Saudi bond issues to soar as government plugs deficit

Bankers expect heavy issuance in coming months that could change banks’ balance sheets and eventually help to create an active domestic bond market

Gulf Business

Bond issues by Saudi Arabia’s government are expected to be worth tens of billions of dollars by the end of 2015 as the state ramps up debt sales to plug a hole in finances created by low prices for oil exports.

Central bank governor Fahad al-Mubarak announced last week that Riyadh had sold its first sovereign bonds since 2007, a SAR 15bn ($4bn) issue, after years paying down its debt to some of the world’s lowest levels.

Mubarak gave no details and, while he said more issues were on the way, did not elaborate. But bankers expect heavy issuance in coming months that could change banks’ balance sheets and eventually help to create an active domestic bond market.

“We expect the Saudi government to fund its 2015 deficit by raising SAR 200bn from the domestic bond market, besides drawing down its foreign currency reserves,” said Fahad Alturki, chief economist at Jadwa Investment, a major investment bank in Riyadh.

Low prices have saddled the world’s top oil exporter with a huge fiscal deficit. Mubarak said last week it would exceed an originally projected SAR 145bn this year; the International Monetary Fund thinks it will be about 20 per cent of gross domestic product, equivalent to roughly $150bn.

Until the recent issue, Riyadh was funding the deficit entirely by running down its financial reserves; Mubarak said it had withdrawn 244 billion riyals from reserves in 2015.

In theory, the government could continue relying completely on reserves for many more months. Net foreign assets at the central bank, which serves as the kingdom’s sovereign wealth fund, totalled $672bn in May.

But bankers and investors believe the recent issue signals the government’s intention to launch regular debt sales, which will find ready buyers among local institutions.

“The appetite is there from our side, as we are struggling to find long-term bonds with reasonable yields from a government entity. The market is ripe for them,” said a source at an institution which participated in the initial issue.

PRIVATE PLACEMENT

The first issue comprised 7- and 10-year conventional bonds sold at yields of 2.57 and 2.88 per cent, sources said. The bonds were privately placed with quasi-sovereign Saudi institutions, contrary to initial local media reports which suggested banks had bought them.

Bankers expect the government to issue riyal-denominated bonds according to a formal calendar, placing them with a wider investor base. Some think it may start issuing Islamic bonds as well as conventional ones, though officials have not said this.

“The market should expect larger government issuance tranches by the end of summer. Only government and semi- government funds were allowed to participate in the first bond, but when the quantum of issuance increases, banks and asset managers will be allowed to invest,” Alturki said.

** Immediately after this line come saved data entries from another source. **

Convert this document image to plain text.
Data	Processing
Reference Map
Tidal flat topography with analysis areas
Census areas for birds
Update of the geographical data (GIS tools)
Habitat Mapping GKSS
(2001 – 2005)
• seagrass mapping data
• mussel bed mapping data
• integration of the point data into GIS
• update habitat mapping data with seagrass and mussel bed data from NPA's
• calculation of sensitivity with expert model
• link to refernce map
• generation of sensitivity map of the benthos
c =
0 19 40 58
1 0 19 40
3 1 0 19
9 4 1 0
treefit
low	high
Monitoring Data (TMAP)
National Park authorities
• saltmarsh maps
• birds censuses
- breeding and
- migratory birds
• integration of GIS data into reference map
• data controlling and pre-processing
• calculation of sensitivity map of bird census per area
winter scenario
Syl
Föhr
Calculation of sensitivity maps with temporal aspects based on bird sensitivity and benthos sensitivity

State issues will quickly dwarf other debt sales; Saudi issuance of sukuk in all currencies totalled $7.8bn in 2014, while no conventional bonds were issued.

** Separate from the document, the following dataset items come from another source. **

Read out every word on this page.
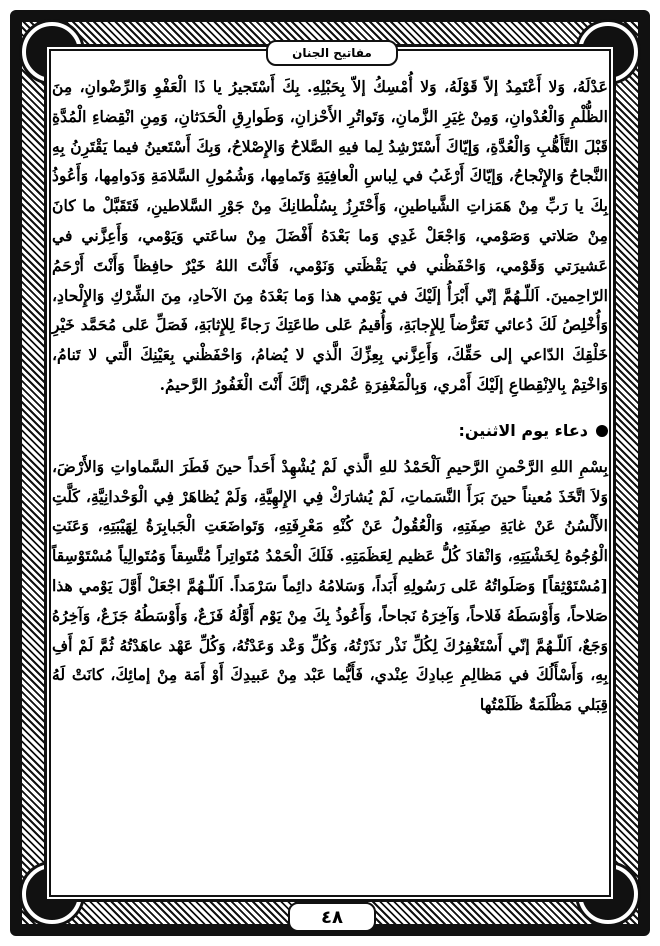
مفاتيح الجنان

عَدْلَهُ، وَلا أَعْتَمِدُ إلاّ قَوْلَهُ، وَلا أُمْسِكُ إلاّ بِحَبْلِهِ. بِكَ أَسْتَجيرُ يا ذَا الْعَفْوِ وَالرِّضْوانِ، مِنَ الظُّلْمِ وَالْعُدْوانِ، وَمِنْ غِيَرِ الزَّمانِ، وَتَواتُرِ الأَحْزانِ، وَطَوارِقِ الْحَدَثانِ، وَمِنِ انْقِضاءِ الْمُدَّةِ قَبْلَ التَّأَهُّبِ وَالْعُدَّةِ، وَإيّاكَ أَسْتَرْشِدُ لِما فيهِ الصَّلاحُ وَالإِصْلاحُ، وَبِكَ أَسْتَعينُ فيما يَقْتَرِنُ بِهِ النَّجاحُ وَالإِنْجاحُ، وَإيّاكَ أَرْغَبُ في لِباسِ الْعافِيَةِ وَتَمامِها، وَشُمُولِ السَّلامَةِ وَدَوامِها، وَأَعُوذُ بِكَ يا رَبِّ مِنْ هَمَزاتِ الشَّياطينِ، وَأَحْتَرِزُ بِسُلْطانِكَ مِنْ جَوْرِ السَّلاطينِ، فَتَقَبَّلْ ما كانَ مِنْ صَلاتي وَصَوْمي، وَاجْعَلْ غَدِي وَما بَعْدَهُ أَفْضَلَ مِنْ ساعَتي وَيَوْمي، وَأَعِزَّني في عَشيرَتي وَقَوْمي، وَاحْفَظْني في يَقْظَتي وَنَوْمي، فَأَنْتَ اللهُ خَيْرٌ حافِظاً وَأَنْتَ أَرْحَمُ الرّاحِمينَ. اَللّـهُمَّ إنّي أَبْرَأُ إلَيْكَ في يَوْمي هذا وَما بَعْدَهُ مِنَ الآحادِ، مِنَ الشِّرْكِ وَالإِلْحادِ، وَأُخْلِصُ لَكَ دُعائي تَعَرُّضاً لِلإِجابَةِ، وَأُقيمُ عَلى طاعَتِكَ رَجاءً لِلإِثابَةِ، فَصَلِّ عَلى مُحَمَّد خَيْرِ خَلْقِكَ الدّاعي إلى حَقِّكَ، وَأَعِزَّني بِعِزِّكَ الَّذي لا يُضامُ، وَاحْفَظْني بِعَيْنِكَ الَّتي لا تَنامُ، وَاخْتِمْ بِالاِنْقِطاعِ إلَيْكَ أَمْري، وَبِالْمَغْفِرَةِ عُمْري، إنَّكَ أَنْتَ الْغَفُورُ الرَّحيمُ.

دعاء يوم الاثنين:

بِسْمِ اللهِ الرَّحْمنِ الرَّحيمِ اَلْحَمْدُ للهِ الَّذي لَمْ يُشْهِدْ أَحَداً حينَ فَطَرَ السَّماواتِ وَالأَرْضَ، وَلاَ اتَّخَذَ مُعيناً حينَ بَرَأَ النَّسَماتِ، لَمْ يُشارَكْ فِي الإِلهِيَّةِ، وَلَمْ يُظاهَرْ فِي الْوَحْدانِيَّةِ، كَلَّتِ الأَلْسُنُ عَنْ غايَةِ صِفَتِهِ، وَالْعُقُولُ عَنْ كُنْهِ مَعْرِفَتِهِ، وَتَواضَعَتِ الْجَبابِرَةُ لِهَيْبَتِهِ، وَعَنَتِ الْوُجُوهُ لِخَشْيَتِهِ، وَانْقادَ كُلُّ عَظيم لِعَظَمَتِهِ. فَلَكَ الْحَمْدُ مُتَواتِراً مُتَّسِقاً وَمُتَوالِياً مُسْتَوْسِقاً [مُسْتَوْثِقاً] وَصَلَواتُهُ عَلى رَسُولِهِ أَبَداً، وَسَلامُهُ دائِماً سَرْمَداً. اَللّـهُمَّ اجْعَلْ أَوَّلَ يَوْمي هذا صَلاحاً، وَأَوْسَطَهُ فَلاحاً، وَآخِرَهُ نَجاحاً، وَأَعُوذُ بِكَ مِنْ يَوْم أَوَّلُهُ فَزَعٌ، وَأَوْسَطُهُ جَزَعٌ، وَآخِرُهُ وَجَعٌ، اَللّـهُمَّ إنّي أَسْتَغْفِرُكَ لِكُلِّ نَذْر نَذَرْتُهُ، وَكُلِّ وَعْد وَعَدْتُهُ، وَكُلِّ عَهْد عاهَدْتُهُ ثُمَّ لَمْ أَفِ بِهِ، وَأَسْأَلُكَ في مَظالِمِ عِبادِكَ عِنْدي، فَأَيُّما عَبْد مِنْ عَبيدِكَ أَوْ أَمَة مِنْ إمائِكَ، كانَتْ لَهُ قِبَلي مَظْلَمَةٌ ظَلَمْتُها

٤٨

Significant amounts of the new bonds are unlikely to find their way into the hands of foreign investors; local institutions tend to hold bonds to maturity, and yields are too low to interest many foreigners.

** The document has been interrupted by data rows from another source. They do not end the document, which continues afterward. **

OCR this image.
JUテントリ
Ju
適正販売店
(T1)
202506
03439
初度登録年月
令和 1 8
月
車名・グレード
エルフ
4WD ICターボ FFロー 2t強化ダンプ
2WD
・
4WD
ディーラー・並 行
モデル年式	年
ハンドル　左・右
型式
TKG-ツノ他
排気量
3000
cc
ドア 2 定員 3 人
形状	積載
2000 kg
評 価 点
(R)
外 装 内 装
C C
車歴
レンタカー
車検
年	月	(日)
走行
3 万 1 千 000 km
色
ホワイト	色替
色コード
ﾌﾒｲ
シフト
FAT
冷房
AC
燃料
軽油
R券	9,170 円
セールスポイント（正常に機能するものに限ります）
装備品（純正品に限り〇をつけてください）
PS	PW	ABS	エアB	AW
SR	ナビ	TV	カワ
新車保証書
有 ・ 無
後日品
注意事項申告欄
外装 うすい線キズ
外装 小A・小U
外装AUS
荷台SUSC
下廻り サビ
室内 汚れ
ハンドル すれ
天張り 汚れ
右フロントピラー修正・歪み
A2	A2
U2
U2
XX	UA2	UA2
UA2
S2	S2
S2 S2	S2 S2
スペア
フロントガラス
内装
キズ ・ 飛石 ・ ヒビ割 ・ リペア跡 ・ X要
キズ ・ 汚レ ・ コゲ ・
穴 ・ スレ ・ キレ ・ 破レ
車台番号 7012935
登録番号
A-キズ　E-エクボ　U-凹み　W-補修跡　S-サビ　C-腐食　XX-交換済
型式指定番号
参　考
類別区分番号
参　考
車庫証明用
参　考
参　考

But the new issues could help to extend the Saudi yield curve, which at present is largely illiquid above five years. This might encourage more corporate issuance.

In the long term, a big new government bond programme would probably tighten liquidity in the banking system, where money market rates are near record lows.

But that looks unlikely to happen to any great degree this year; commercial banks have invested nearly 300 billion riyals in central bank bills and non-statutory central bank deposits, and may simply switch some of this money into government bonds.

“There will be some tightening in September when corporates come back to the market looking for loans or refinancing, but I don’t think it will be by much,” said James Reeve, deputy chief economist at Saudi Arabia’s Samba Financial Group.

Many analysts expect the government to restrain its spending next year, which would reduce the need for new bond issues.